I'm an INTP and I basically have never accepted the distinction people like to make between atheism and "agnosticism." Defining atheism as "a positive belief that God does not exist" just doesn't fit the majority of people who consider themselves atheists.
"Agnosticism," to me, would mean that a person has seen an equal amount of equally compelling evidence suggesting the existence and non-existence of a deity, and was thus unable to confidently state which of the two positions was most probably correct. Atheism, as the term is used by most atheists, simply means that explanations for various phenomena that neither require nor suggest divine influence are supported by a much greater preponderance of evidence and logic than any claim that the same phenomena are of divine origin.
I dislike the shrillness of tone in Richard Dawkins' The God Delusion as much as anyone, but his definition of atheism is a much more accurate description of the outlook most atheists take--namely, that although an omnipotent supernatural force is certainly a theoretical possibility, examination of any claim about such an entity leads to the conclusion that the probability of its being true is so slight as to warrant no further consideration.

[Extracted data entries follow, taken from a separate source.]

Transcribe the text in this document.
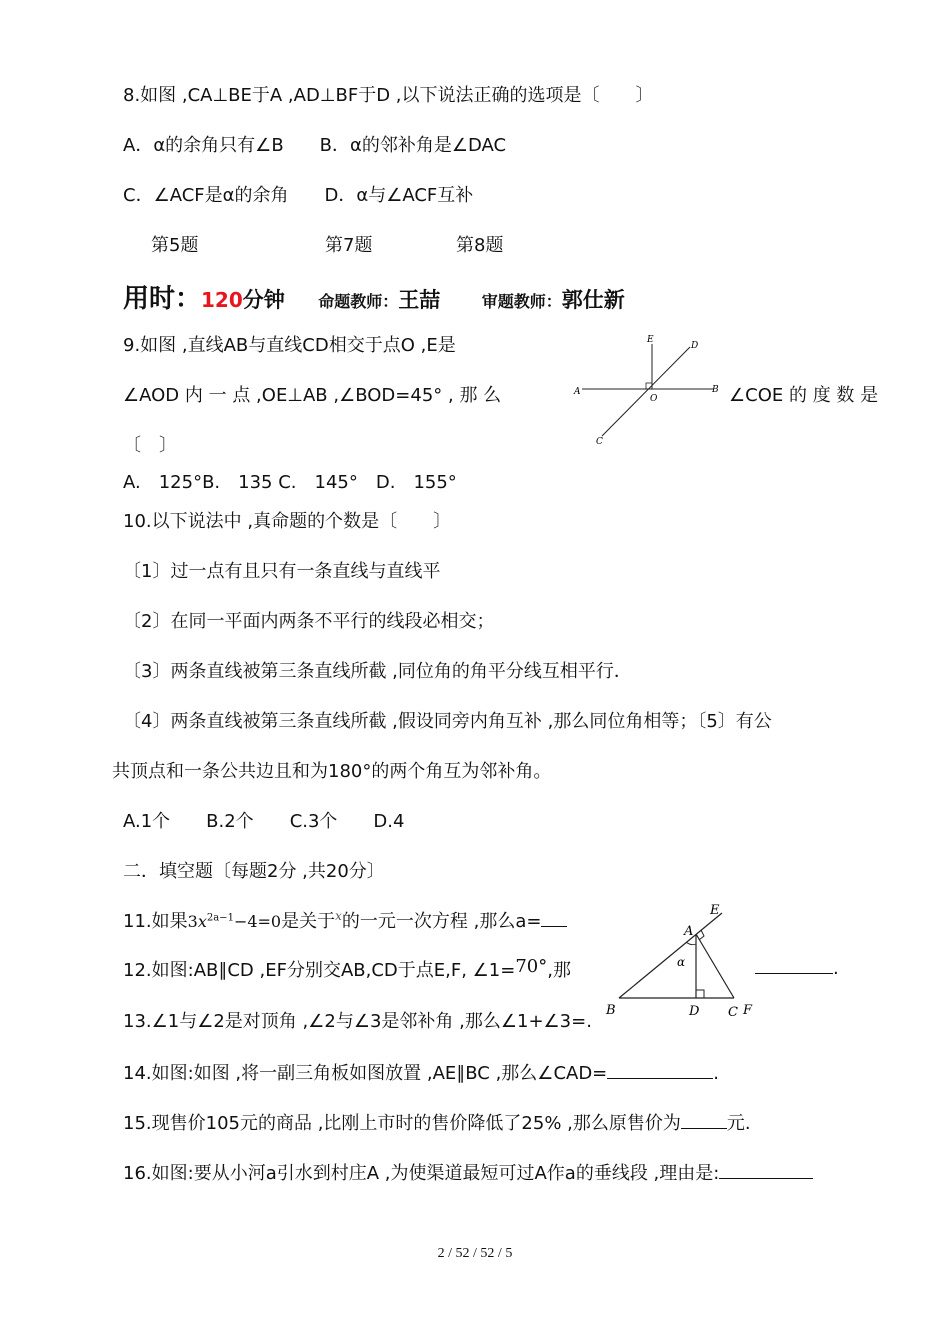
8.如图 ,CA⊥BE于A ,AD⊥BF于D ,以下说法正确的选项是〔　　〕
A．α的余角只有∠B　　B．α的邻补角是∠DAC
C．∠ACF是α的余角　　D．α与∠ACF互补
第5题	第7题	第8题
用时：120分钟 命题教师：王喆	审题教师：郭仕新
9.如图 ,直线AB与直线CD相交于点O ,E是
∠AOD 内 一 点 ,OE⊥AB ,∠BOD=45° , 那 么	∠COE 的 度 数 是
〔　〕
A.　125°B.　135 C.　145°　D.　155°
A	B
C
D
E
O
10.以下说法中 ,真命题的个数是〔　　〕
〔1〕过一点有且只有一条直线与直线平
〔2〕在同一平面内两条不平行的线段必相交；
〔3〕两条直线被第三条直线所截 ,同位角的角平分线互相平行．
〔4〕两条直线被第三条直线所截 ,假设同旁内角互补 ,那么同位角相等；〔5〕有公
共顶点和一条公共边且和为180°的两个角互为邻补角。
A.1个　　B.2个　　C.3个　　D.4
二．填空题〔每题2分 ,共20分〕
11.如果$3x^{2a-1}-4=0$是关于$^x$的一元一次方程 ,那么a=
12.如图:AB∥CD ,EF分别交AB,CD于点E,F, ∠1=70°,那	.
E
A
α
B	D C F
13.∠1与∠2是对顶角 ,∠2与∠3是邻补角 ,那么∠1+∠3=.
14.如图:如图 ,将一副三角板如图放置 ,AE∥BC ,那么∠CAD=	.
15.现售价105元的商品 ,比刚上市时的售价降低了25% ,那么原售价为	元.
16.如图:要从小河a引水到村庄A ,为使渠道最短可过A作a的垂线段 ,理由是:
2 / 52 / 52 / 5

I'm an atheist. I say this surely and proudly. I do not subscribe to some "religion of science," because science is not a dogmatic set of assertions about reality. Science is a method of investigating reality and evaluating claims made about it. Although I may prefer, based on past experience, to rely on scientific methods of inquiry to the exclusion of any religious or "spiritual" approach to the same subject(s), this does not mean that my attitude toward science is equivalent to a religious person's attitude toward their religion. My "belief" that species arise through mutation and natural selection or that it is unlikely a man genuinely rose from the dead is not equivalent to a fundamentalist Christian's belief in a 6-day Creation or the resurrection of Christ. I "believe" it is unlikely anyone will ever find compelling evidence to support either of the latter claims; the fundamentalist Christian believes that they must both be true, regardless of any evidence to the contrary.
I would hope an intelligent and honest person would be able to understand the distinction I am making, and I only write this to clarify a common misunderstanding. None of this is intended as argumentative, nor should it be taken as such.